Just like 20 years ago, they recognize they have no way of replicating a LeBron James or a Kevin Durant; instead, why not develop seven-foot traditional bruisers — an aspect and a position that many perceive as the major weak link today’s game?
Many would agree, though, the center position is making a comeback.
Sure, having generational talents like a Cousins and Karl-Anthony Towns helps tremendously; but looking at the depth of the position and you’ll find an army of European bigs who are either at the upper-echelon at the center hierarchy or are one of the more highly-touted up-and-coming prospects.

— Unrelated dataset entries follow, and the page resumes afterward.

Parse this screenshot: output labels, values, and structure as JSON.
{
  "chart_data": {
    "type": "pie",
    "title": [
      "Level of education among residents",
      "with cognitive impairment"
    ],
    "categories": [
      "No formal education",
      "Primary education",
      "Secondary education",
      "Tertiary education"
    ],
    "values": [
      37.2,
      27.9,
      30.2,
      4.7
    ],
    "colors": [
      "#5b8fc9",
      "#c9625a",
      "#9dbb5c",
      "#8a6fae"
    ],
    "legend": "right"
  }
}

I’m talking about established behemoths like Marc Gasol, Zaza Pachulia, Marcin Gortat, Jonas Valanciunus, Nikola Vucevic and Timofey Mozgov, as well as potential-filled studs like Kristaps Porzingis, Rudy Gobert, Nikola Jokic, Jusuf Nurkic, Boban Marjanovic (who is breaking the internet bit by bit with each passing day) and Alex Len.
So while for the first time in forever, the NBA All-Star game will be without the presence of a European, the continent as a whole continues to supply the league with its biggest needs — filling its largest voids.
And as we enter in this new age of three-point crazed basketball, don’t expect this trend dampen anytime soon.